July 4, 1906, the Socialist party of Colorado, in convention assembled nominated Wm. D. Haywood for governor of Colorado. J. W. Martin made the nominating speech and the eloquence of his words will long be remembered.
The Socialist party did themselves proud when they selected the prisoner in Caldwell jail to carry the banner of Socialism— the working class party—in the state campaign. Haywood was not the first candidate of the Socialist party nominated while confined in a capitalist prison—Eugene V. Debs, the hero of Woodstock jail, was twice Socialist candidate for the Presidency of the United States.
Mr. Haywood accepted the nomination in a manner worthy of his ability, intellect, and the principles of the class which he was to represent. I quote the first paragraph of his letter of acceptance:
"Ada County Jail, Boise, Idaho, July 14, 1906.
"State Committee Socialist Party of Colorado.
"Comrades and Fellow Workers: While sitting with my lately widowed, gray-haired mother, in the shadow of this jail, surrounded by guards, I received your message notifying me that I had by acclamation been nominated by the Socialist party, candidate for governor of Colorado. After a brief reflection on the duties of a member of the party, I said to mother, 'I will accept the nomination.' The maternal love in her eyes was partly veiled with a mist gathered from the lake of tears, while, like a benediction, she spoke these words: 'It is well, my son.' Thus your notification was received and accepted."
Few things were more effective in arousing the indignation of organized labor than the continual postponements of the trial by the prosecution. They seemed determined the men should be punished before the trial if they could not be afterward. The Victor safe was one of these. The time set for trial was approaching, something must be done to explain the lack of evidence. The cry of fire was sent in from the National hotel, Cripple Creek, Colo., where the Mine Owner's Association had offices. When the firemen arrived smoke was pouring from the cracks between the door and walls of the safe.
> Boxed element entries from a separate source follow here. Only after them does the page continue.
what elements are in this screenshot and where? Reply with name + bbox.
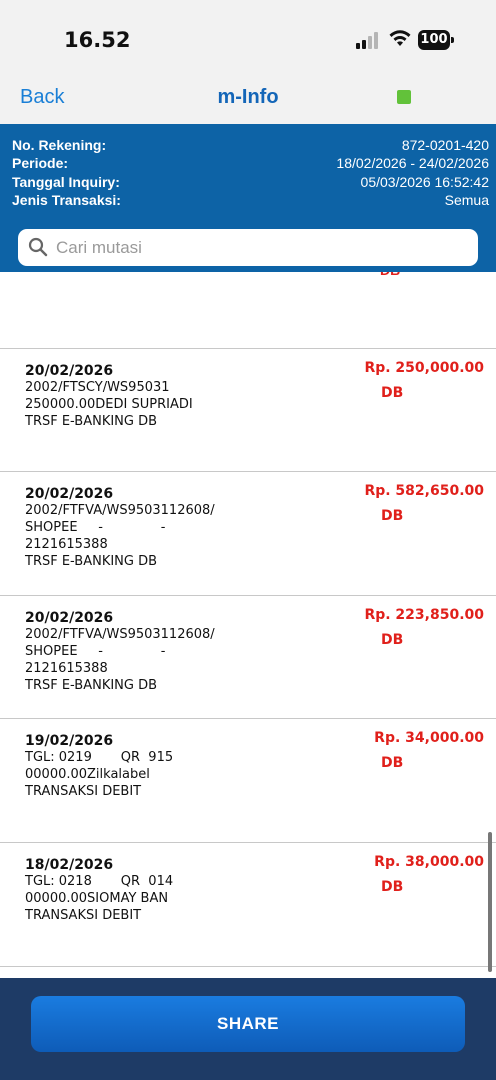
status-time: 16.52 [64,28,131,52]
status-bar: 16.52 100 [0,0,496,72]
transaction-amount: Rp. 582,650.00 [364,483,484,499]
transaction-amount: Rp. 250,000.00 [364,360,484,376]
transaction-item[interactable]: 18/02/2026 TGL: 0218 QR 014 00000.00SIOM… [0,843,496,966]
search-input[interactable] [56,229,466,266]
info-value: 18/02/2026 - 24/02/2026 [336,155,489,171]
transaction-type: DB [381,508,404,524]
battery-icon: 100 [418,30,454,50]
info-label: Periode: [12,155,69,171]
transaction-date: 20/02/2026 [25,610,114,626]
transaction-date: 20/02/2026 [25,486,114,502]
divider [0,966,496,967]
info-label: Tanggal Inquiry: [12,174,120,190]
battery-level: 100 [418,30,450,50]
bottom-bar: SHARE [0,978,496,1080]
search-icon [28,237,48,257]
transaction-item[interactable]: 19/02/2026 TGL: 0219 QR 915 00000.00Zilk… [0,719,496,842]
transaction-description: 2002/FTFVA/WS9503112608/ SHOPEE - - 2121… [25,503,215,569]
transaction-item[interactable]: 20/02/2026 2002/FTFVA/WS9503112608/ SHOP… [0,596,496,719]
nav-bar: Back m-Info [0,72,496,124]
transaction-amount: Rp. 223,850.00 [364,607,484,623]
partial-transaction-type: DB [380,272,400,278]
info-row-inquiry-date: Tanggal Inquiry: 05/03/2026 16:52:42 [12,174,489,194]
transaction-date: 18/02/2026 [25,857,114,873]
scrollbar[interactable] [488,832,492,972]
transaction-description: TGL: 0218 QR 014 00000.00SIOMAY BAN TRAN… [25,874,174,923]
page-title: m-Info [217,86,279,108]
transaction-description: TGL: 0219 QR 915 00000.00Zilkalabel TRAN… [25,750,174,799]
connection-status-indicator [397,90,411,104]
transaction-type: DB [381,755,404,771]
transaction-item[interactable]: 20/02/2026 2002/FTSCY/WS95031 250000.00D… [0,349,496,472]
wifi-icon [388,28,412,48]
account-info-panel: No. Rekening: 872-0201-420 Periode: 18/0… [0,124,496,222]
transaction-description: 2002/FTFVA/WS9503112608/ SHOPEE - - 2121… [25,627,215,693]
transaction-type: DB [381,632,404,648]
info-row-period: Periode: 18/02/2026 - 24/02/2026 [12,155,489,175]
info-row-account: No. Rekening: 872-0201-420 [12,137,489,157]
search-box[interactable] [18,229,478,266]
transaction-date: 19/02/2026 [25,733,114,749]
transaction-item[interactable]: 20/02/2026 2002/FTFVA/WS9503112608/ SHOP… [0,472,496,595]
transaction-date: 20/02/2026 [25,363,114,379]
signal-icon [356,31,380,49]
info-label: No. Rekening: [12,137,107,153]
transaction-amount: Rp. 34,000.00 [374,730,484,746]
search-area [0,222,496,272]
info-value: 05/03/2026 16:52:42 [360,174,489,190]
info-value: 872-0201-420 [401,137,489,153]
info-value: Semua [444,192,489,208]
info-row-transaction-type: Jenis Transaksi: Semua [12,192,489,212]
transaction-list[interactable]: DB 20/02/2026 2002/FTSCY/WS95031 250000.… [0,272,496,978]
transaction-type: DB [381,879,404,895]
share-button[interactable]: SHARE [31,996,465,1052]
info-label: Jenis Transaksi: [12,192,121,208]
transaction-type: DB [381,385,404,401]
transaction-description: 2002/FTSCY/WS95031 250000.00DEDI SUPRIAD… [25,380,193,429]
transaction-amount: Rp. 38,000.00 [374,854,484,870]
The secretary of the association was standing by, the heat had not affected the lock yet he said it could not be opened.
The safe was supposed to contain acids, "Pettibone dope," photographs and evidence incriminating the accused. Certainly a strange jumble. Only men with the prescience of a Mine Owner's Association would place supposedly valuable papers in conjunction with such inflammable material. The unduly critical might suggest that such articles constituting a part of the evidence should have been in the care of the prosecuting attorney where the trial was to be held.
"You told a lie; an odious, damned lie;
Upon my soul, a lie; a wicked lie."—Shakespeare: Othello.
There appeared in the Chicago Journal of May 10, 1907, an article from the pen of some tool of the combination fighting unionism, which declared Charles H. Moyer, president of the Western Federation of Miners, was an ex-convict, claiming he had served time in the Joliet, Ill., prison from 1886 to 1887. It was easy to prove that from 1886 to late in the fall of 1887, Mr. Moyer was working for J. H. Damon, in the Black Hills. Having gone to South Dakota in 1884.
This malicious report was not circulated without reasons. While a dastardly, base falsehood, it was used with the hope of blackening the name of President Moyer and to create the impression that the Federation was a criminal organization, with hope that organized labor would withdraw support. This resort to trickery was soon discovered and cooly met by a record of Moyer's residence at the date given by the false report.